晴。昼からひさしぶりに県営プール。泳いだあとに飲む、冷えたスポーツドリンクが気持ちよすぎる。いつもこれが楽しみなのだ。


国谷裕子『キャスターという仕事』読了。「クローズアップ現代」は1993年に始まり、23年間続いて国谷キャスターは番組を降板したが、それはほぼいわゆる「失われた20年」に重なり、その間に日本のあり方は大きく変わった。国民の平均所得は200万円減少し(これは本書の記載だが、統計の取り方、処理の仕方でいろいろな数値が出得る筈だ)、非正規雇用が当り前のことになって雇用は不安定化した。ふとんで眠り、ふつうにご飯が食べられるといったような、せめて「普通の生活がしたい」という若い人たちが増えた。

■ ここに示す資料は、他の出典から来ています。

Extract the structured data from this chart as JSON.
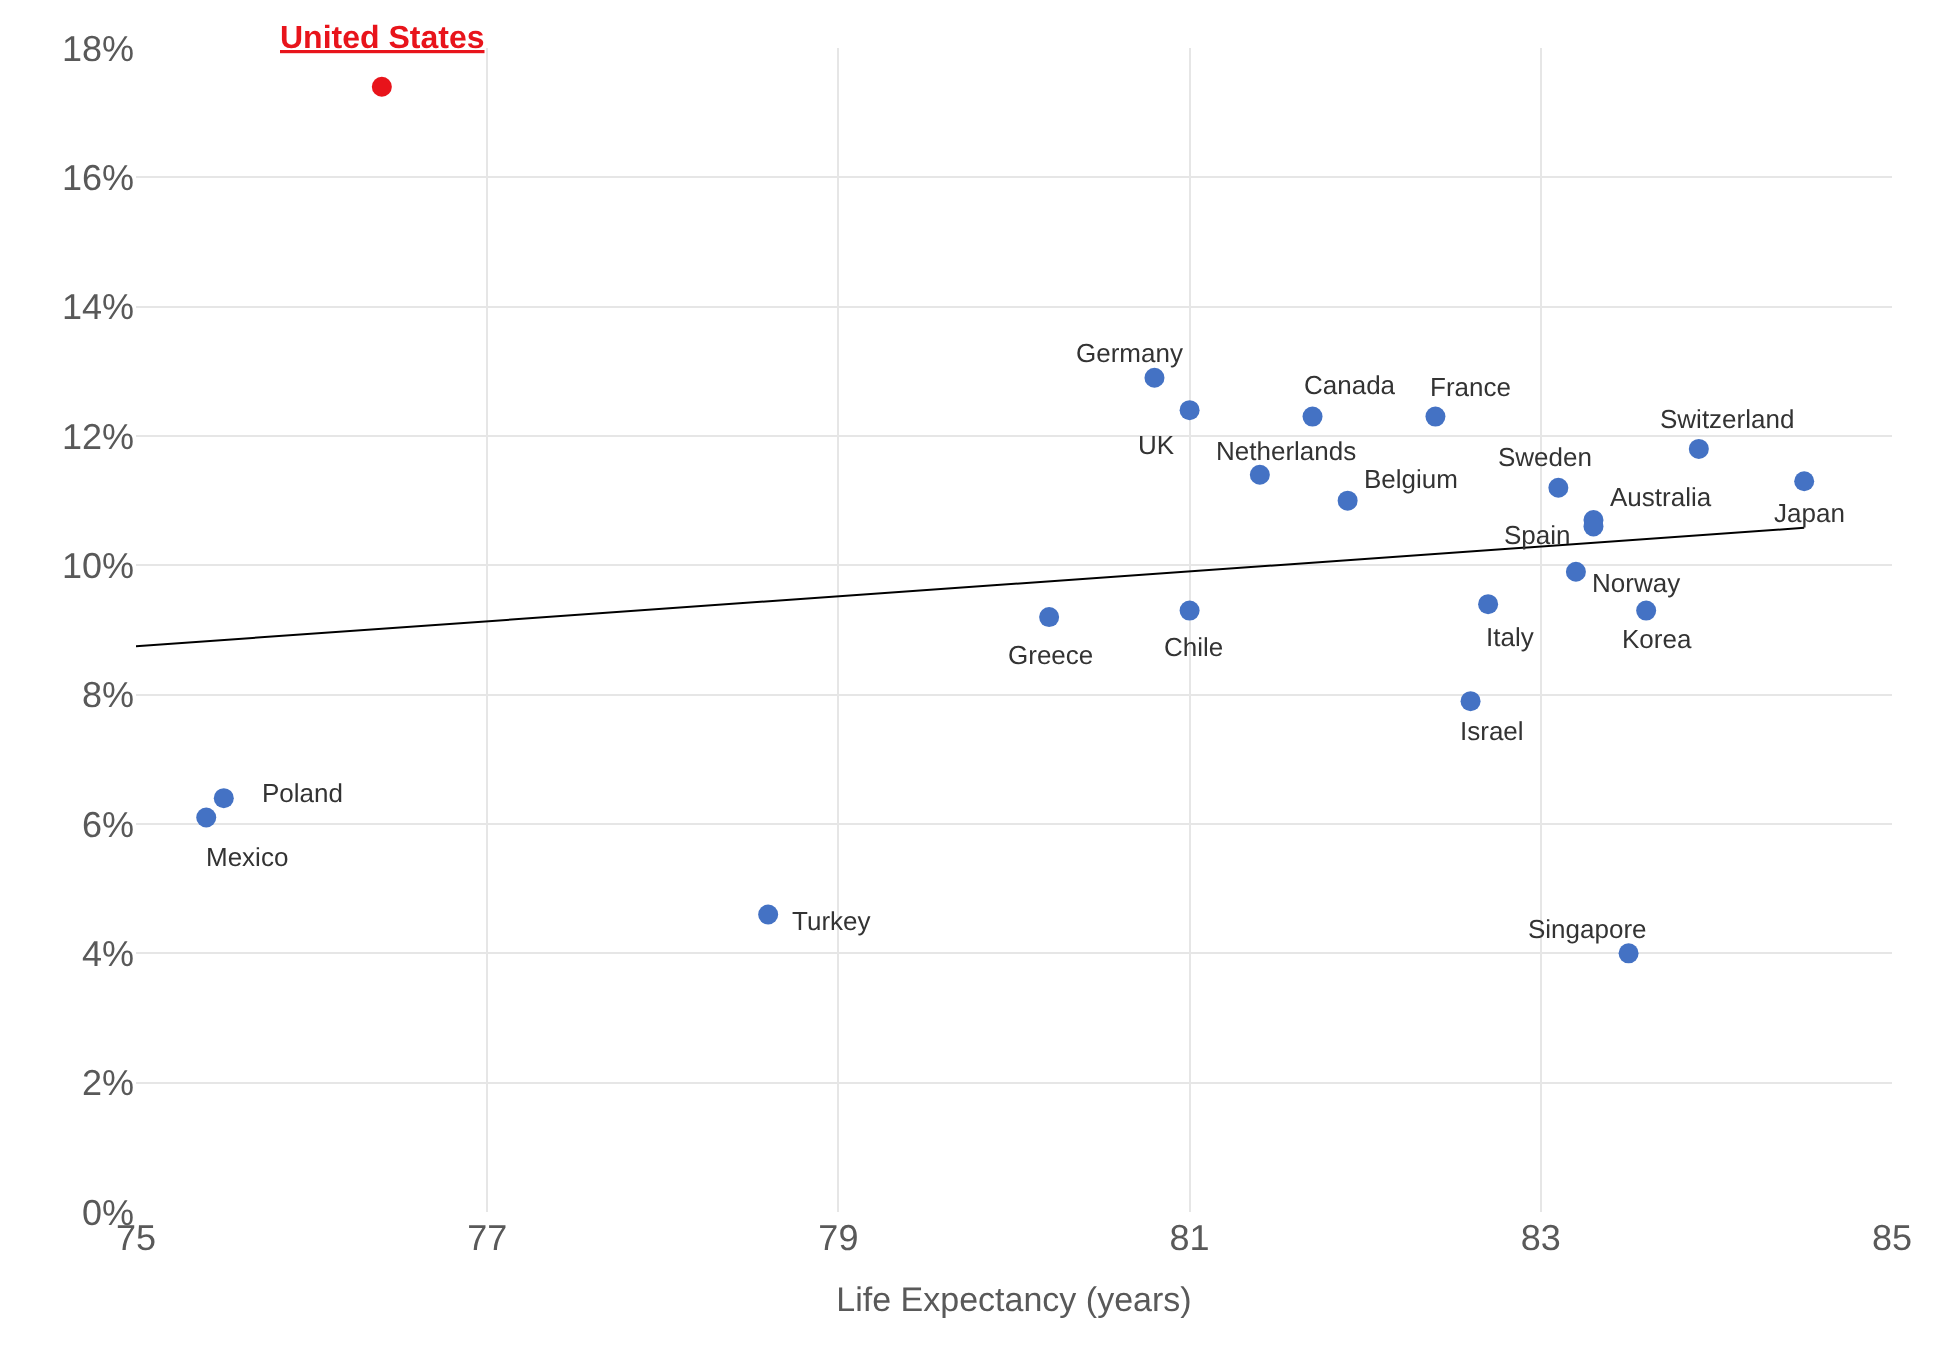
{
  "chart_data": {
    "type": "scatter",
    "xlabel": "Life Expectancy (years)",
    "xlim": [
      75,
      85
    ],
    "xticks": [
      75,
      77,
      79,
      81,
      83,
      85
    ],
    "ylim": [
      0,
      18
    ],
    "yticks": [
      {
        "value": 0,
        "label": "0%"
      },
      {
        "value": 2,
        "label": "2%"
      },
      {
        "value": 4,
        "label": "4%"
      },
      {
        "value": 6,
        "label": "6%"
      },
      {
        "value": 8,
        "label": "8%"
      },
      {
        "value": 10,
        "label": "10%"
      },
      {
        "value": 12,
        "label": "12%"
      },
      {
        "value": 14,
        "label": "14%"
      },
      {
        "value": 16,
        "label": "16%"
      },
      {
        "value": 18,
        "label": "18%"
      }
    ],
    "grid": true,
    "series": [
      {
        "marker": "circle",
        "x": [
          76.4,
          80.8,
          81.0,
          81.7,
          82.4,
          81.4,
          81.9,
          83.1,
          83.9,
          84.5,
          83.3,
          83.3,
          83.2,
          83.6,
          82.7,
          82.6,
          80.2,
          81.0,
          75.5,
          75.4,
          78.6,
          83.5
        ],
        "values": [
          17.4,
          12.9,
          12.4,
          12.3,
          12.3,
          11.4,
          11.0,
          11.2,
          11.8,
          11.3,
          10.7,
          10.6,
          9.9,
          9.3,
          9.4,
          7.9,
          9.2,
          9.3,
          6.4,
          6.1,
          4.6,
          4.0
        ],
        "colors": [
          "#e8141b",
          "#4472c4",
          "#4472c4",
          "#4472c4",
          "#4472c4",
          "#4472c4",
          "#4472c4",
          "#4472c4",
          "#4472c4",
          "#4472c4",
          "#4472c4",
          "#4472c4",
          "#4472c4",
          "#4472c4",
          "#4472c4",
          "#4472c4",
          "#4472c4",
          "#4472c4",
          "#4472c4",
          "#4472c4",
          "#4472c4",
          "#4472c4"
        ]
      },
      {
        "type": "line",
        "color": "#000000",
        "x": [
          75,
          84.5
        ],
        "values": [
          8.75,
          10.58
        ],
        "line_style": "solid",
        "marker": "none"
      }
    ],
    "annotations": [
      {
        "text": "United States",
        "x": 76.4,
        "y": 17.4
      },
      {
        "text": "Germany",
        "x": 80.8,
        "y": 12.9
      },
      {
        "text": "UK",
        "x": 81.0,
        "y": 12.4
      },
      {
        "text": "Canada",
        "x": 81.7,
        "y": 12.3
      },
      {
        "text": "France",
        "x": 82.4,
        "y": 12.3
      },
      {
        "text": "Netherlands",
        "x": 81.4,
        "y": 11.4
      },
      {
        "text": "Belgium",
        "x": 81.9,
        "y": 11.0
      },
      {
        "text": "Sweden",
        "x": 83.1,
        "y": 11.2
      },
      {
        "text": "Switzerland",
        "x": 83.9,
        "y": 11.8
      },
      {
        "text": "Japan",
        "x": 84.5,
        "y": 11.3
      },
      {
        "text": "Australia",
        "x": 83.3,
        "y": 10.7
      },
      {
        "text": "Spain",
        "x": 83.3,
        "y": 10.6
      },
      {
        "text": "Norway",
        "x": 83.2,
        "y": 9.9
      },
      {
        "text": "Korea",
        "x": 83.6,
        "y": 9.3
      },
      {
        "text": "Italy",
        "x": 82.7,
        "y": 9.4
      },
      {
        "text": "Israel",
        "x": 82.6,
        "y": 7.9
      },
      {
        "text": "Greece",
        "x": 80.2,
        "y": 9.2
      },
      {
        "text": "Chile",
        "x": 81.0,
        "y": 9.3
      },
      {
        "text": "Poland",
        "x": 75.5,
        "y": 6.4
      },
      {
        "text": "Mexico",
        "x": 75.4,
        "y": 6.1
      },
      {
        "text": "Turkey",
        "x": 78.6,
        "y": 4.6
      },
      {
        "text": "Singapore",
        "x": 83.5,
        "y": 4.0
      }
    ]
  }
}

そのいわば国が没落していく姿を、「クローズアップ現代」は見つめてきたのかなと、本書を読み終えて思うところがある。もちろん、この番組は、そんな単純化を許さないものだったわけだが。
 本書はわたしの考えていないところを刳ってきた。ジャーナリズム、報道とは何か。さらには、テレビ報道とは。とても硬派な本だった。また、わたしは、人々と共同で何かを作り上げていくという経験をしていないなと、そのことをあらためて認識させられた。ただ、わたしはそれがいけないことだとは即断しない。わたしのように、孤立化、アトム化していく人間は、この国においてこれからますます増えていくことであろう。そうしながら生きていくという、ひとつの実験もまた必要であると思っている。いずれにせよ、本書はわたしには簡単に消化できる書物ではない。よい本を読んだなと思う。

中国の若者に広がる「寝そべり族」 向上心がなく消費もしない寝そべっているだけの人生(クーリエ・ジャポン) - Yahoo!ニュース
これはわたしの時代が来たか? というのはもちろん冗談だが、それにしても「寝そべり族」とはね。ここには少々の社会批判がある。ここで何もせず寝そべってだけというのは、ひとつの価値観の主張としてなされているのだ。わたしが日々ごろごろしながら生きているのは、積極的主張ではない。じゃあ何だろう。知らねーよ、そんなこと。
 しかし、この中国のムーブメントは愉快だ。さすがは中国と言いたい気がする。とてもよい。